In a nutshell, EinsteinDB is a persistent indexing scheme based off of LSH-KVX that exploits the distinct merits of hash index and B+-Tree index to support range mutant_search and avoids long NVM writes for maintaining consistency; thus improving on LSH’s performance guarantees for skewed data and adopts ordered-write consistency to ensure crash consistency, while retaining the same storage and query overhead.
EinsteinDB is a hybrid memory system consisting of DRAM and Non-Volatile Memory(NVM) as its main components. The key-value store stores keys with their associated values in both DRAM and NVM. In addition, EinsteinDB builds an ordered set of differential concurrency schemes appended to a hash index in NVM to retain its inherent ability of fast index searching.
- Hybrid Index: Indexes Are Models
Basic key-value operations include Put, Get, Update, Delete, and Scan. To locate the requested key-value item, the single-key operations (Put/Get/Update/Delete) first take exactly the B+tree index as a model that maps each query key to its page. For a sorted array, larger position id means larger key value, and the range index should effectively approximate the cumulative distribution function (CDF)one key to search the index. Once the KV item is located, Get directly returns the data, and while the write operations (Put/Update/Delete) require to persist updated index entry and new KV item if provided.
- Differential concurrency
As the number of CPU cores increases, concurrency control for heavy workloads becomes more challenging. Effective workload scheduling can greatly improve the performance by avoiding the conflicts. We introduce einst.ai, an AI4einsteindb learned transaction management system compatible with EinsteinDB, Foundationeinsteindb, Leveleinsteindb, Cockroacheinsteindb, and Tieinsteindb from two aspects: transaction prediction and transaction scheduling. einstAI predicts the future trend of different workloads
- Hybrid Language Model s
EinsteinDB supports declarative queries, which makes it easy to write queries without having to worry about how they're going to be executed. This also means that you can use EinsteinDB's constraint checking capabilities to ensure that your data is always consistent. EinsteinDB provides multi-dimensional spatial indexes, so you can perform geospatial queries on top of its columnar storage format. You can even combine this with time series data! These features make it well suited for mobile applications where users are querying historical data, such as their own location history or nearby points of interest.
--Causets: 4-clique Causal cuts-- A 4-clique cut (Information Theory Detour)separates processes into disjoint sets such that all edges within the set are potential causality relationships (happen before). The 4-clique cut can be computed in time linear to the number of nodes in the graph. The 4-clique cut provides us with an efficient way to reason about consistency in distributed systems. We’ve implemented our algorithms on top of einst.a.i and deployed them on Kubernetes for our production service MEDB, where we use it to provide upgrades with eventually consistent stores transformed by einst.a.i via GPT3 (OpenAI powers EinstAI) to convergent causal consistent 4-clique cuts of a Crown Graph.

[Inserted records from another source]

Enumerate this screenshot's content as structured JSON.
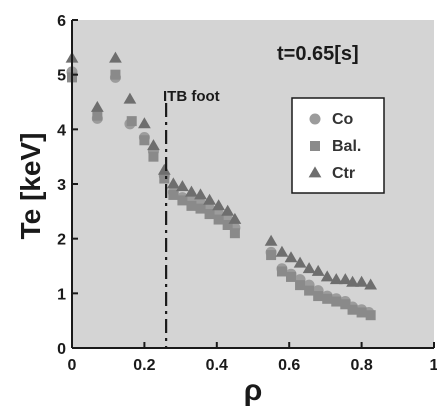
{
  "chart_data": {
    "type": "scatter",
    "title": "",
    "xlabel": "ρ",
    "ylabel": "Te [keV]",
    "xlim": [
      0,
      1
    ],
    "ylim": [
      0,
      6
    ],
    "xticks": [
      "0",
      "0.2",
      "0.4",
      "0.6",
      "0.8",
      "1"
    ],
    "yticks": [
      "0",
      "1",
      "2",
      "3",
      "4",
      "5",
      "6"
    ],
    "grid": false,
    "legend_position": "upper-right",
    "annotations": {
      "time": "t=0.65[s]",
      "itb_label": "ITB foot",
      "itb_x": 0.26
    },
    "colors": {
      "plot_background": "#d4d4d4",
      "Co": "#9c9c9c",
      "Bal.": "#8a8a8a",
      "Ctr": "#6e6e6e",
      "axis": "#1a1a1a"
    },
    "series": [
      {
        "name": "Co",
        "marker": "circle",
        "x": [
          0.0,
          0.07,
          0.12,
          0.16,
          0.2,
          0.225,
          0.255,
          0.28,
          0.305,
          0.33,
          0.355,
          0.38,
          0.405,
          0.43,
          0.45,
          0.55,
          0.58,
          0.605,
          0.63,
          0.655,
          0.68,
          0.705,
          0.73,
          0.755,
          0.775,
          0.8,
          0.82
        ],
        "y": [
          5.05,
          4.2,
          4.95,
          4.1,
          3.85,
          3.6,
          3.15,
          2.85,
          2.75,
          2.7,
          2.65,
          2.55,
          2.45,
          2.35,
          2.2,
          1.75,
          1.45,
          1.35,
          1.25,
          1.15,
          1.05,
          0.95,
          0.9,
          0.85,
          0.75,
          0.7,
          0.65
        ]
      },
      {
        "name": "Bal.",
        "marker": "square",
        "x": [
          0.0,
          0.07,
          0.12,
          0.165,
          0.2,
          0.225,
          0.255,
          0.28,
          0.305,
          0.33,
          0.355,
          0.38,
          0.405,
          0.43,
          0.45,
          0.55,
          0.58,
          0.605,
          0.63,
          0.655,
          0.68,
          0.705,
          0.73,
          0.755,
          0.775,
          0.8,
          0.825
        ],
        "y": [
          4.95,
          4.25,
          5.0,
          4.15,
          3.8,
          3.5,
          3.1,
          2.8,
          2.7,
          2.6,
          2.55,
          2.45,
          2.35,
          2.25,
          2.1,
          1.7,
          1.4,
          1.3,
          1.15,
          1.05,
          0.95,
          0.9,
          0.85,
          0.8,
          0.7,
          0.65,
          0.6
        ]
      },
      {
        "name": "Ctr",
        "marker": "triangle",
        "x": [
          0.0,
          0.07,
          0.12,
          0.16,
          0.2,
          0.225,
          0.255,
          0.28,
          0.305,
          0.33,
          0.355,
          0.38,
          0.405,
          0.43,
          0.45,
          0.55,
          0.58,
          0.605,
          0.63,
          0.655,
          0.68,
          0.705,
          0.73,
          0.755,
          0.775,
          0.8,
          0.825
        ],
        "y": [
          5.3,
          4.4,
          5.3,
          4.55,
          4.1,
          3.7,
          3.25,
          3.0,
          2.95,
          2.85,
          2.8,
          2.7,
          2.6,
          2.5,
          2.35,
          1.95,
          1.75,
          1.65,
          1.55,
          1.45,
          1.4,
          1.3,
          1.25,
          1.25,
          1.2,
          1.2,
          1.15
        ]
      }
    ]
  }
}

--Byzantine State Machine Replication for the Masses--
VioletaBFT is a post-quantum asynchronous BFT protocol. This means that it uses the same cryptographic primitives as other classical BFT protocols, but with an additional set of constraints:
It guarantees liveness without making any timing assumptions. It ensures that no two processes can independently determine the outcome of the final state of the system. It does not require any coordination between process execution or synchronization among them to achieve this goal. If one process discovers that another process has violated their commitment, then they can undo their previous actions and rejoin at a later time when both processes are still in agreement, except for the period during which both nodes are in disagreement (in which case, only one node will be able to commit). The protocol guarantees consensus on every transaction committed by each node over its entire lifetime, including after failure at any point. This is possible because all nodes have full access to all other nodes' transactions and therefore know how many transactions exist before them and what order they were committed in. Since all nodes have full access to all other nodes' transactions, they can efficiently determine whether or not each other's commitments match up with theirs. All parties involved have complete knowledge about what the next state of the system will be before committing/receiving new information from outside sources such as lightlike databases or lightlike peers.
EinsteinDB is under the Apache 2.0 license. See the LICENSE file File for details.